The invention made by the present inventor has been specifically described based on the above-mentioned embodiment, but the present invention is not limited to the above-mentioned embodiment, and is modified without departing from the scope of the invention. Of course, you can do that. For example, although the present embodiment has been described with respect to the 1TIMEPROM, it is also effective for a TTL input circuit and a memory cell using a bipolar Tr and a Schottky barrier diode. Although the polycrystalline silicon film is used for the lower wiring in the embodiment, it goes without saying that the same applies to the case of the impurity diffusion layer formed in the semiconductor substrate. Further, in the present embodiment, the silicon film is used as the switch, but it is more effective to use the silicon nitride film or the silicon oxide film or the laminated film thereof, which has a large difference between the ON current and the OFF current.

[0019]

As described above, according to the present invention, by connecting with the lower layer wiring below the Schottky barrier diode, the impurities in the lower layer wiring reach the Schottky barrier diode even after the thermal process. do not do. Therefore, the Schottky barrier diode having good electric characteristics can be manufactured without increasing the reverse current (diffusion current).
Moreover, even if it is adopted in 1 TIME PROM, ON current and O
The difference from the FF current is large, stable operation is possible, and reliability is improved.

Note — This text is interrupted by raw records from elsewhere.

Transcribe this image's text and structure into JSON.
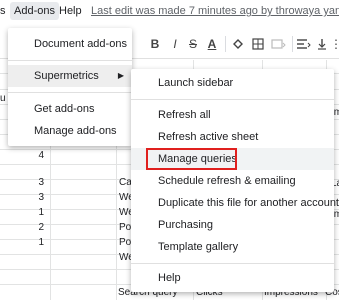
{
  "menubar": {
    "items": [
      {
        "label": "s"
      },
      {
        "label": "Add-ons"
      },
      {
        "label": "Help"
      }
    ],
    "last_edit": "Last edit was made 7 minutes ago by throwaya yank"
  },
  "toolbar": {
    "bold": "B",
    "italic": "I",
    "strike": "S",
    "text_color": "A",
    "more": "⋮"
  },
  "addons_menu": {
    "items": [
      {
        "label": "Document add-ons"
      },
      {
        "label": "Supermetrics",
        "has_submenu": true
      },
      {
        "label": "Get add-ons"
      },
      {
        "label": "Manage add-ons"
      }
    ]
  },
  "supermetrics_menu": {
    "items": [
      {
        "label": "Launch sidebar"
      },
      {
        "label": "Refresh all"
      },
      {
        "label": "Refresh active sheet"
      },
      {
        "label": "Manage queries"
      },
      {
        "label": "Schedule refresh & emailing"
      },
      {
        "label": "Duplicate this file for another account"
      },
      {
        "label": "Purchasing"
      },
      {
        "label": "Template gallery"
      },
      {
        "label": "Help"
      }
    ],
    "highlighted": "Manage queries"
  },
  "grid": {
    "row_numbers": [
      "4",
      "4",
      "3",
      "3",
      "1",
      "2",
      "1"
    ],
    "col_fragments": [
      {
        "text": "Ca"
      },
      {
        "text": "We"
      },
      {
        "text": "We"
      },
      {
        "text": "Pos"
      },
      {
        "text": "Pos"
      },
      {
        "text": "We"
      }
    ],
    "right_fragments": [
      "Im",
      "La",
      "Im"
    ],
    "left_fragment": "u",
    "footer": {
      "search_query": "Search query",
      "clicks": "Clicks",
      "impressions": "Impressions",
      "cost": "Cos"
    }
  },
  "colors": {
    "highlight": "#e0201e",
    "menubar_active": "#e8eaed"
  }
}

[Brief description of drawings]

FIG. 1 is a main sectional view showing an embodiment of a semiconductor device of the present invention.

2A to 2D are main cross-sectional views for explaining an example of a method for manufacturing a semiconductor device of the present invention in the order of steps.

FIG. 3 is a main cross-sectional view showing a conventional semiconductor device.

FIG. 4 is a circuit diagram of a non-volatile memory that is electrically writable and writable only once using a diode.

[Explanation of symbols]

 DESCRIPTION OF SYMBOLS 1 ... Substrate 2 ... 1st insulating film 3 ... Lower wiring diagram 4 ... Semiconductor film 5 ... 2nd insulating film 6 ... Metal film 7 ... Silicon film 8 ... Upper wiring film 9 ... First polycrystalline silicon film 10 ... Second insulating film 11 ... Second polycrystalline silicon film 12 ... Third insulating film 13 ... Titanium film 14 ... Silicon Film 15 ... Wiring 16 ... Impurity ion beam

Claims (4)

[Claims] 1. A first insulating film is formed on a substrate, a first silicon film is formed on the first insulating film, and a second insulating film is formed on the first silicon film. A first contact hole is formed on the second insulating film, and a second silicon film is formed on the second insulating film and the first contact hole. A third insulating film is formed on the silicon film,
A second contact hole is formed in the third insulating film, a metal film is formed on the second silicon film in the second contact hole, and a wiring layer is formed on the metal film. In the structure in which the second silicon film and the metal film are Schottky barrier diodes, the one contact hole is not arranged below the contact hole. .. 2. The semiconductor device according to claim 1, wherein a third silicon film, a silicon nitride film, a silicon oxide film, or a laminated film thereof is formed between the metal film and the wiring layer. 3. The first silicon film, the second silicon film, and the wiring layer are arranged in a grid pattern, and the second contact hole (the Schottky barrier diode) is formed at the intersection of the grid layer and the second contact hole. The first between the contact holes
The semiconductor device according to claim 1, wherein a contact hole is formed. 4. The semiconductor device according to claim 1, wherein the first insulating film is not present and the first silicon film is an impurity layer formed on a semiconductor substrate.